In 2022 the IPCC stated that it was “almost inevitable that we will temporarily exceed [the 1.5
degrees C] temperature threshold but could return to below it by the end of the century,” with
carbon removal from the atmosphere and other drawdown techniques. In the fall of 2023 the
International Energy Association released its latest Net Zero Roadmap, which framed the future
slightly more optimistically, saying that there is a “narrow but feasible” possibility of holding
warming to 1.5 C. More reports will come, and we should read them, even if (especially if) the
information they deliver is terrifying.
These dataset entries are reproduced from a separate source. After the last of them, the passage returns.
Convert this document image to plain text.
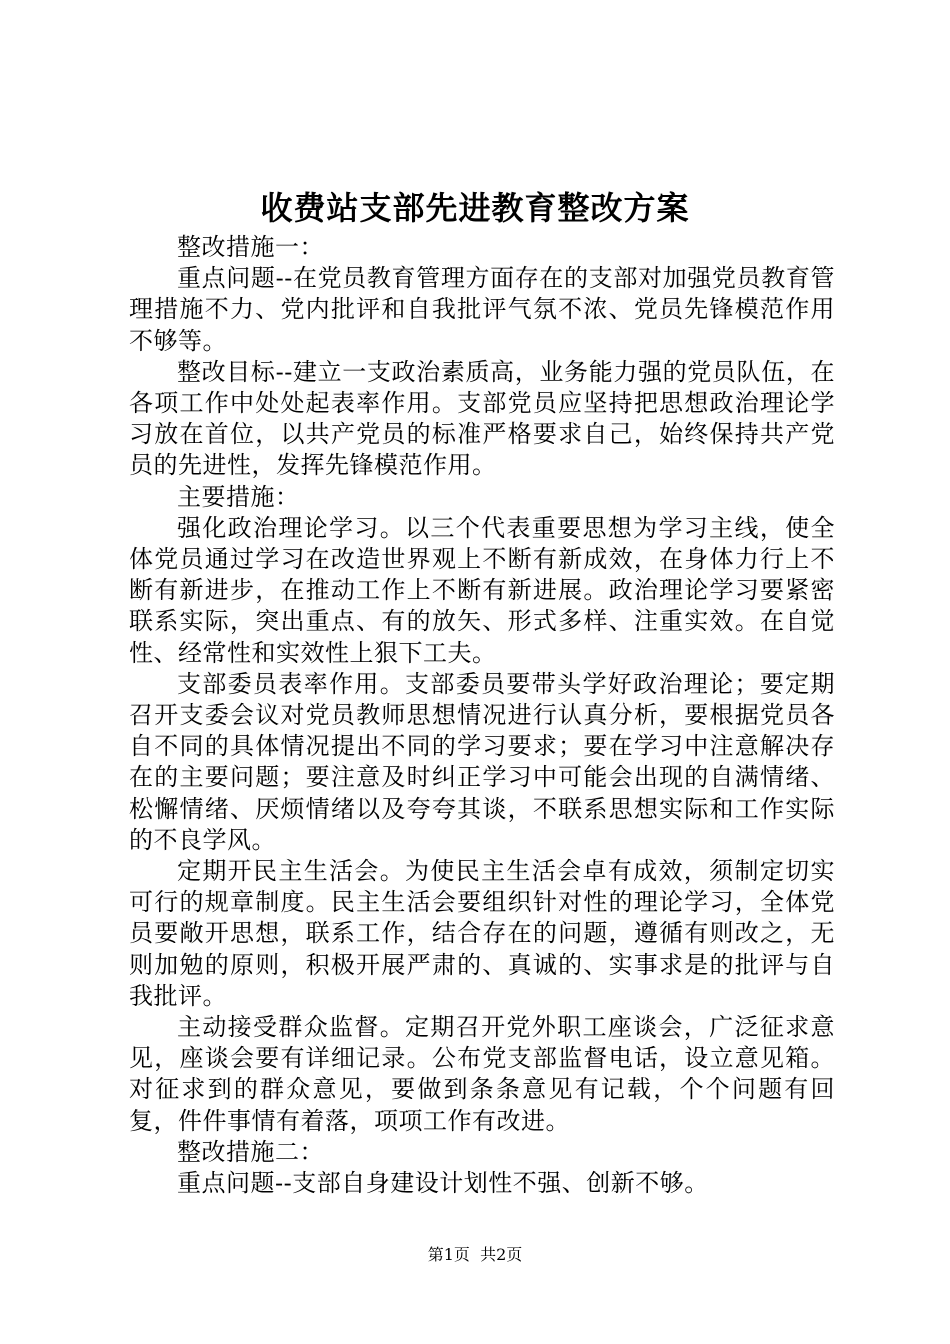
收费站支部先进教育整改方案

整改措施一：

重点问题--在党员教育管理方面存在的支部对加强党员教育管理措施不力、党内批评和自我批评气氛不浓、党员先锋模范作用不够等。

整改目标--建立一支政治素质高，业务能力强的党员队伍，在各项工作中处处起表率作用。支部党员应坚持把思想政治理论学习放在首位，以共产党员的标准严格要求自己，始终保持共产党员的先进性，发挥先锋模范作用。

主要措施：

强化政治理论学习。以三个代表重要思想为学习主线，使全体党员通过学习在改造世界观上不断有新成效，在身体力行上不断有新进步，在推动工作上不断有新进展。政治理论学习要紧密联系实际，突出重点、有的放矢、形式多样、注重实效。在自觉性、经常性和实效性上狠下工夫。

支部委员表率作用。支部委员要带头学好政治理论；要定期召开支委会议对党员教师思想情况进行认真分析，要根据党员各自不同的具体情况提出不同的学习要求；要在学习中注意解决存在的主要问题；要注意及时纠正学习中可能会出现的自满情绪、松懈情绪、厌烦情绪以及夸夸其谈，不联系思想实际和工作实际的不良学风。

定期开民主生活会。为使民主生活会卓有成效，须制定切实可行的规章制度。民主生活会要组织针对性的理论学习，全体党员要敞开思想，联系工作，结合存在的问题，遵循有则改之，无则加勉的原则，积极开展严肃的、真诚的、实事求是的批评与自我批评。

主动接受群众监督。定期召开党外职工座谈会，广泛征求意见，座谈会要有详细记录。公布党支部监督电话，设立意见箱。对征求到的群众意见，要做到条条意见有记载，个个问题有回复，件件事情有着落，项项工作有改进。

整改措施二：

重点问题--支部自身建设计划性不强、创新不够。

第1页  共2页
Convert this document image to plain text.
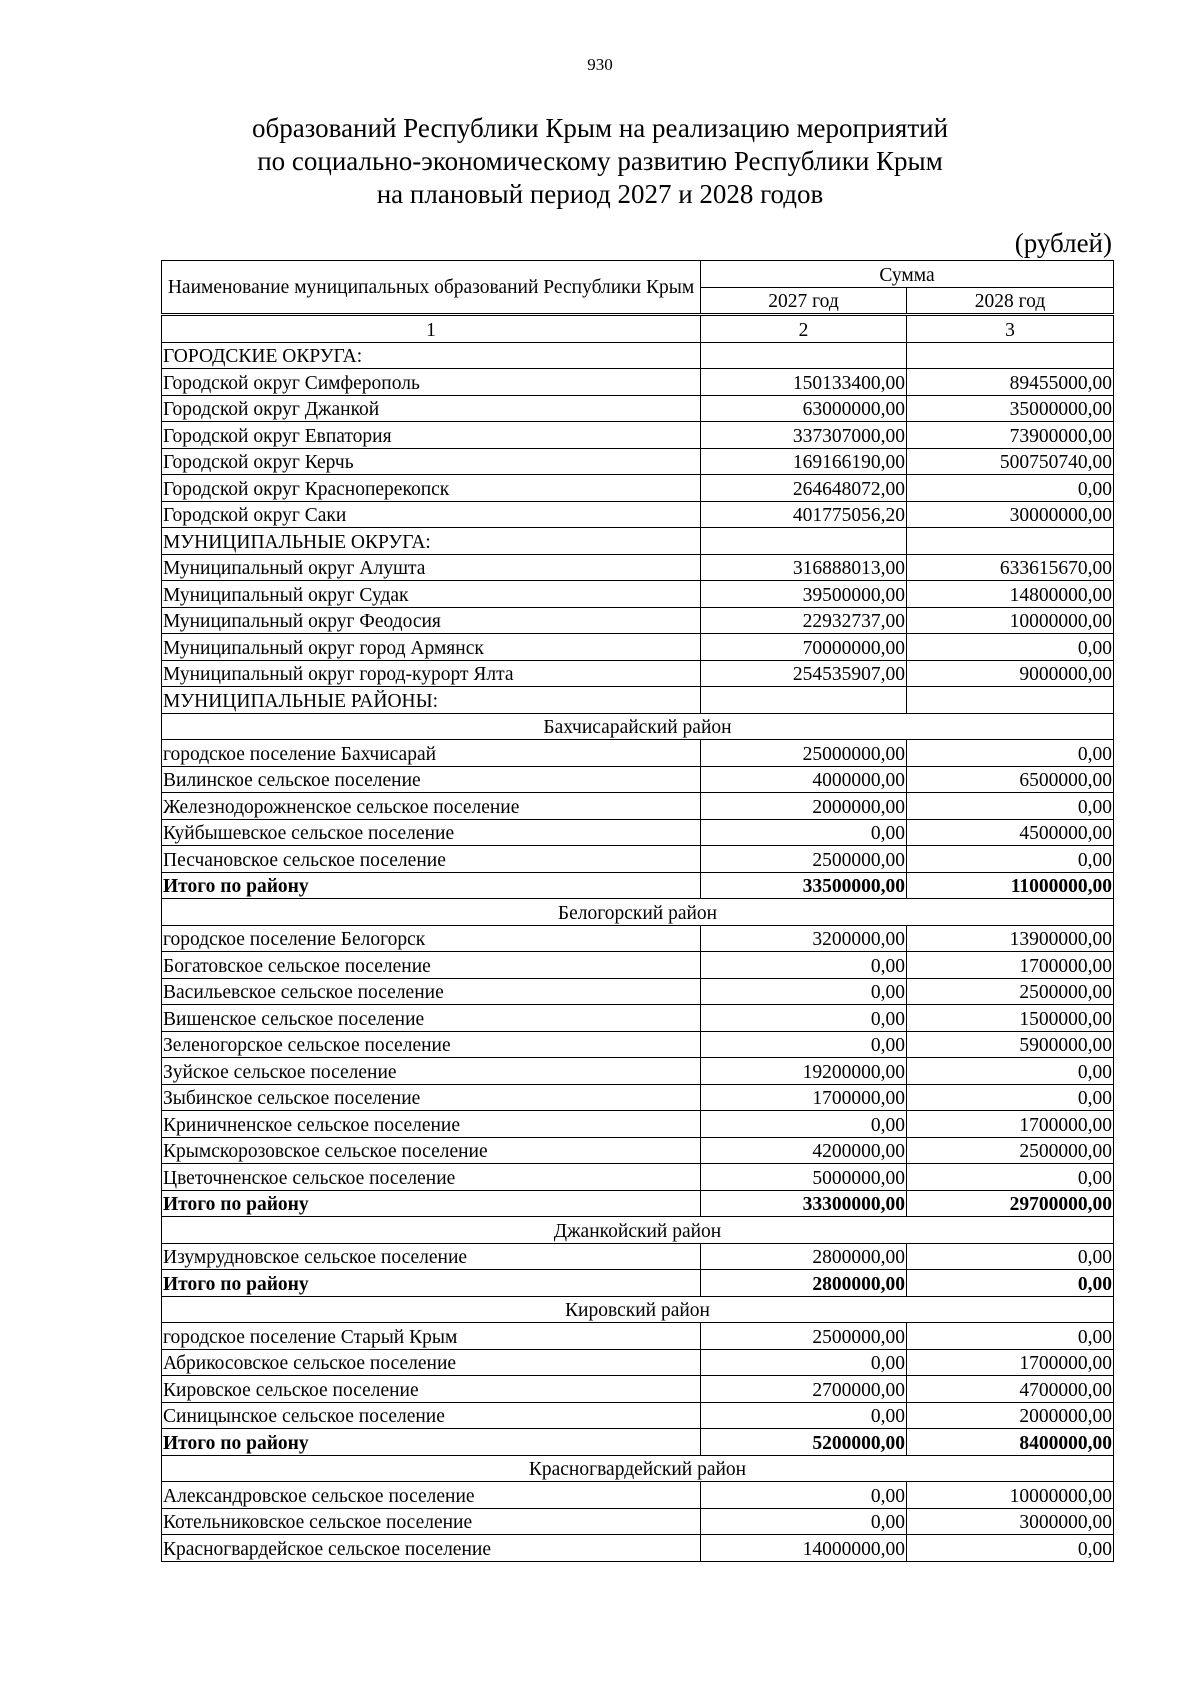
930
образований Республики Крым на реализацию мероприятий
по социально-экономическому развитию Республики Крым
на плановый период 2027 и 2028 годов
(рублей)
Наименование муниципальных образований Республики Крым	Сумма	
	2027 год	2028 год
1	2	3
ГОРОДСКИЕ ОКРУГА:		
Городской округ Симферополь	150133400,00	89455000,00
Городской округ Джанкой	63000000,00	35000000,00
Городской округ Евпатория	337307000,00	73900000,00
Городской округ Керчь	169166190,00	500750740,00
Городской округ Красноперекопск	264648072,00	0,00
Городской округ Саки	401775056,20	30000000,00
МУНИЦИПАЛЬНЫЕ ОКРУГА:		
Муниципальный округ Алушта	316888013,00	633615670,00
Муниципальный округ Судак	39500000,00	14800000,00
Муниципальный округ Феодосия	22932737,00	10000000,00
Муниципальный округ город Армянск	70000000,00	0,00
Муниципальный округ город-курорт Ялта	254535907,00	9000000,00
МУНИЦИПАЛЬНЫЕ РАЙОНЫ:		
Бахчисарайский район		
городское поселение Бахчисарай	25000000,00	0,00
Вилинское сельское поселение	4000000,00	6500000,00
Железнодорожненское сельское поселение	2000000,00	0,00
Куйбышевское сельское поселение	0,00	4500000,00
Песчановское сельское поселение	2500000,00	0,00
Итого по району	33500000,00	11000000,00
Белогорский район		
городское поселение Белогорск	3200000,00	13900000,00
Богатовское сельское поселение	0,00	1700000,00
Васильевское сельское поселение	0,00	2500000,00
Вишенское сельское поселение	0,00	1500000,00
Зеленогорское сельское поселение	0,00	5900000,00
Зуйское сельское поселение	19200000,00	0,00
Зыбинское сельское поселение	1700000,00	0,00
Криничненское сельское поселение	0,00	1700000,00
Крымскорозовское сельское поселение	4200000,00	2500000,00
Цветочненское сельское поселение	5000000,00	0,00
Итого по району	33300000,00	29700000,00
Джанкойский район		
Изумрудновское сельское поселение	2800000,00	0,00
Итого по району	2800000,00	0,00
Кировский район		
городское поселение Старый Крым	2500000,00	0,00
Абрикосовское сельское поселение	0,00	1700000,00
Кировское сельское поселение	2700000,00	4700000,00
Синицынское сельское поселение	0,00	2000000,00
Итого по району	5200000,00	8400000,00
Красногвардейский район		
Александровское сельское поселение	0,00	10000000,00
Котельниковское сельское поселение	0,00	3000000,00
Красногвардейское сельское поселение	14000000,00	0,00
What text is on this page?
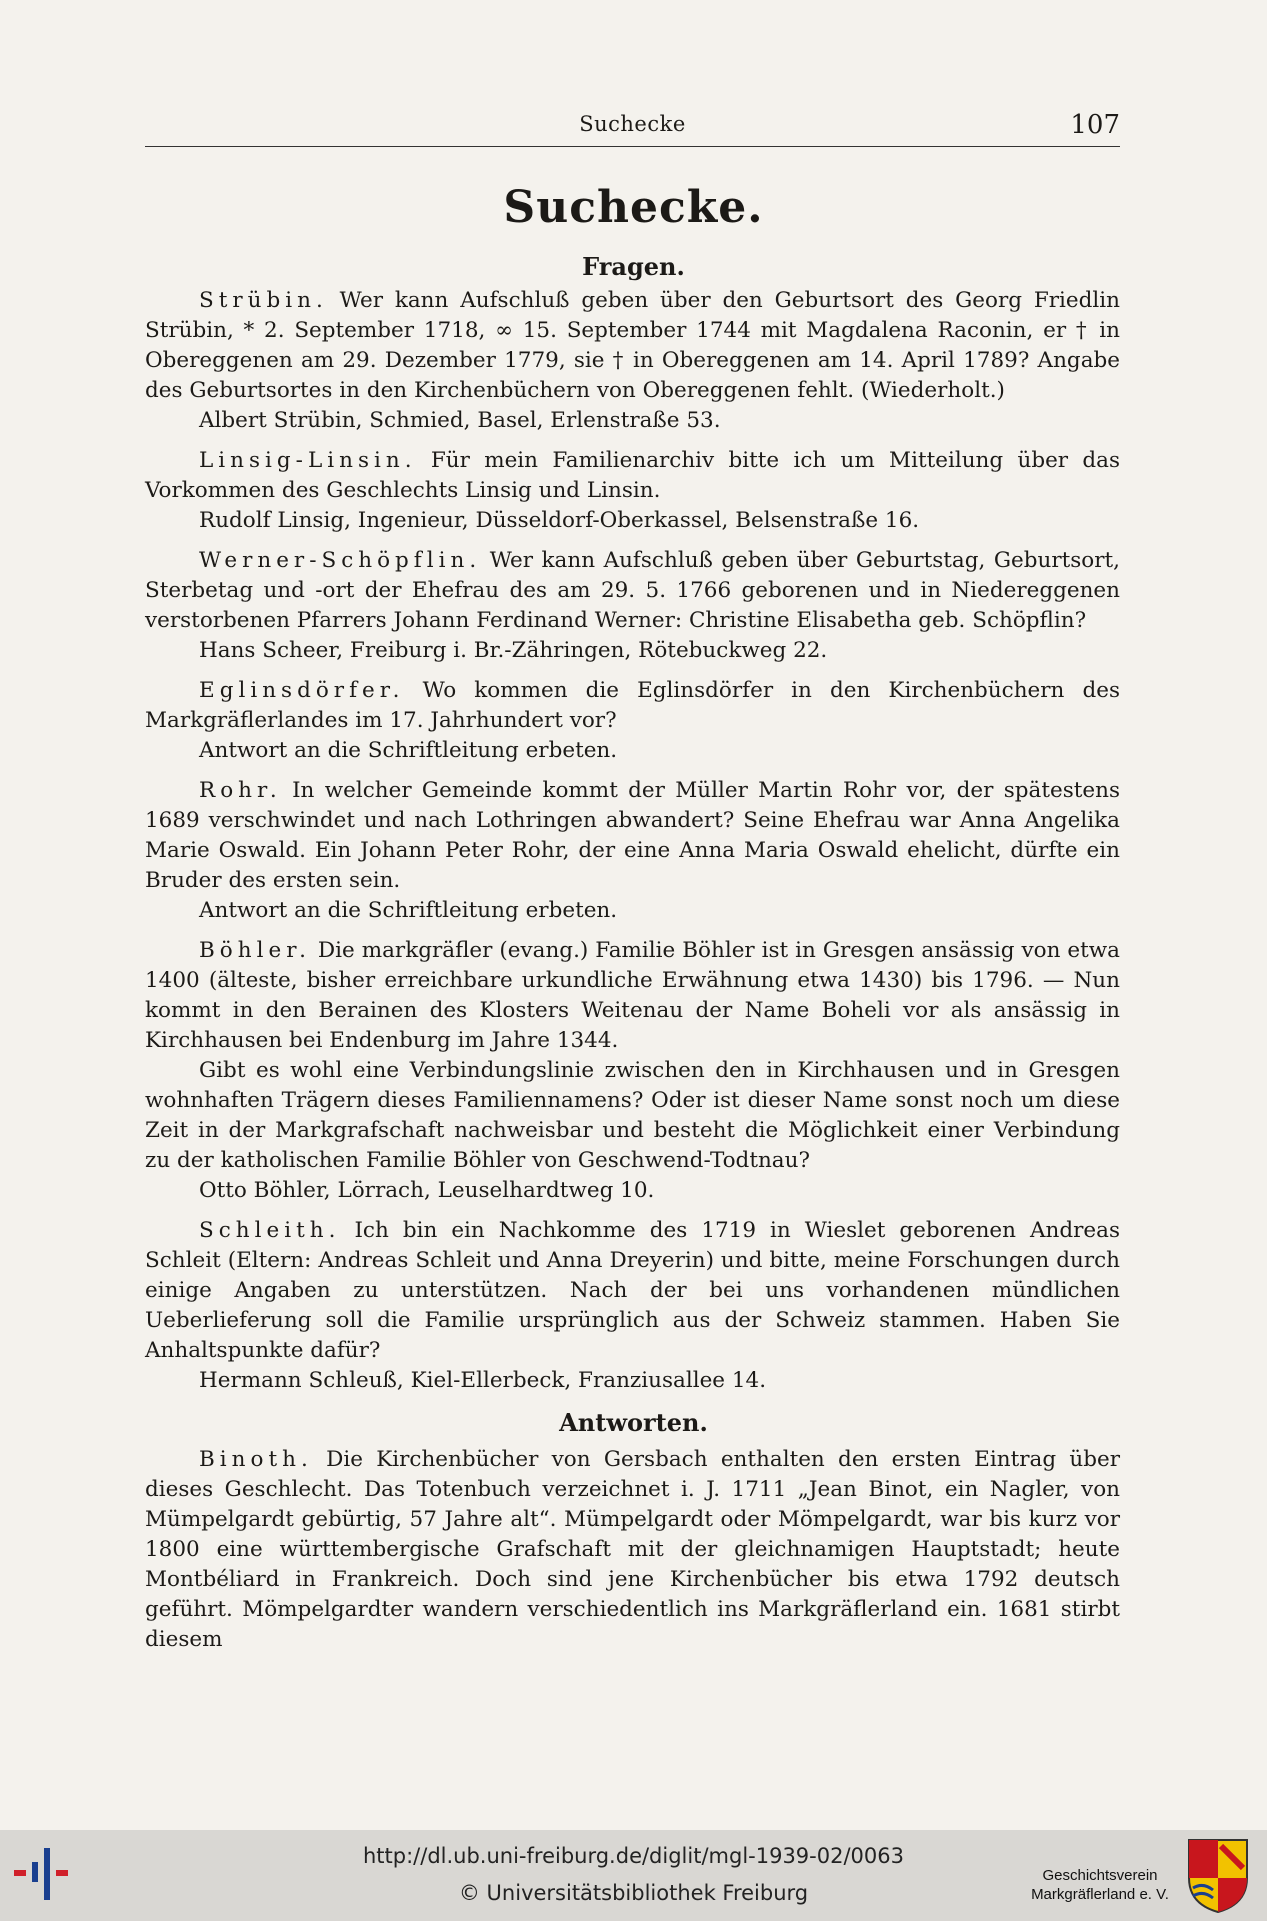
Suchecke	107
Suchecke.
Fragen.

Strübin. Wer kann Aufschluß geben über den Geburtsort des Georg Friedlin Strübin, * 2. September 1718, ∞ 15. September 1744 mit Magdalena Raconin, er † in Obereggenen am 29. Dezember 1779, sie † in Obereggenen am 14. April 1789? Angabe des Geburtsortes in den Kirchenbüchern von Obereggenen fehlt. (Wiederholt.)

Albert Strübin, Schmied, Basel, Erlenstraße 53.

Linsig-Linsin. Für mein Familienarchiv bitte ich um Mitteilung über das Vorkommen des Geschlechts Linsig und Linsin.

Rudolf Linsig, Ingenieur, Düsseldorf-Oberkassel, Belsenstraße 16.

Werner-Schöpflin. Wer kann Aufschluß geben über Geburtstag, Geburtsort, Sterbetag und -ort der Ehefrau des am 29. 5. 1766 geborenen und in Niedereggenen verstorbenen Pfarrers Johann Ferdinand Werner: Christine Elisabetha geb. Schöpflin?

Hans Scheer, Freiburg i. Br.-Zähringen, Rötebuckweg 22.

Eglinsdörfer. Wo kommen die Eglinsdörfer in den Kirchenbüchern des Markgräflerlandes im 17. Jahrhundert vor?

Antwort an die Schriftleitung erbeten.

Rohr. In welcher Gemeinde kommt der Müller Martin Rohr vor, der spätestens 1689 verschwindet und nach Lothringen abwandert? Seine Ehefrau war Anna Angelika Marie Oswald. Ein Johann Peter Rohr, der eine Anna Maria Oswald ehelicht, dürfte ein Bruder des ersten sein.

Antwort an die Schriftleitung erbeten.

Böhler. Die markgräfler (evang.) Familie Böhler ist in Gresgen ansässig von etwa 1400 (älteste, bisher erreichbare urkundliche Erwähnung etwa 1430) bis 1796. — Nun kommt in den Berainen des Klosters Weitenau der Name Boheli vor als ansässig in Kirchhausen bei Endenburg im Jahre 1344.

Gibt es wohl eine Verbindungslinie zwischen den in Kirchhausen und in Gresgen wohnhaften Trägern dieses Familiennamens? Oder ist dieser Name sonst noch um diese Zeit in der Markgrafschaft nachweisbar und besteht die Möglichkeit einer Verbindung zu der katholischen Familie Böhler von Geschwend-Todtnau?

Otto Böhler, Lörrach, Leuselhardtweg 10.

Schleith. Ich bin ein Nachkomme des 1719 in Wieslet geborenen Andreas Schleit (Eltern: Andreas Schleit und Anna Dreyerin) und bitte, meine Forschungen durch einige Angaben zu unterstützen. Nach der bei uns vorhandenen mündlichen Ueberlieferung soll die Familie ursprünglich aus der Schweiz stammen. Haben Sie Anhaltspunkte dafür?

Hermann Schleuß, Kiel-Ellerbeck, Franziusallee 14.

Antworten.

Binoth. Die Kirchenbücher von Gersbach enthalten den ersten Eintrag über dieses Geschlecht. Das Totenbuch verzeichnet i. J. 1711 „Jean Binot, ein Nagler, von Mümpelgardt gebürtig, 57 Jahre alt“. Mümpelgardt oder Mömpelgardt, war bis kurz vor 1800 eine württembergische Grafschaft mit der gleichnamigen Hauptstadt; heute Montbéliard in Frankreich. Doch sind jene Kirchenbücher bis etwa 1792 deutsch geführt. Mömpelgardter wandern verschiedentlich ins Markgräflerland ein. 1681 stirbt diesem

http://dl.ub.uni-freiburg.de/diglit/mgl-1939-02/0063
© Universitätsbibliothek Freiburg
Geschichtsverein
Markgräflerland e. V.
But we should use that information as motivation, not as an
excuse to blithely write off the effort to save millions of lives.

This is the power of the “never surrender” paradigm; it can help us find agency within this
overwhelming crisis. When it’s clear that it’s your home, your community, your life on the line,
you act. You don’t ask “What are the chances?” but rather “How can I help?” You don’t just
pursue effort—you find it. And that effort does some good, even if it isn't enough.

As dire as our situation appears to be today, in the future, we’ll look back and see people who
had choices. No one will care about what we thought we could or couldn’t do; all that will matter
is what we actually did. Working relentlessly to limit global temperature rise to 1.5 degrees C—
even if we temporarily surpass it—is choosing to reduce suffering for people and life on the
planet as a whole. It’s hard to imagine any scenario in which that is not the right thing to do.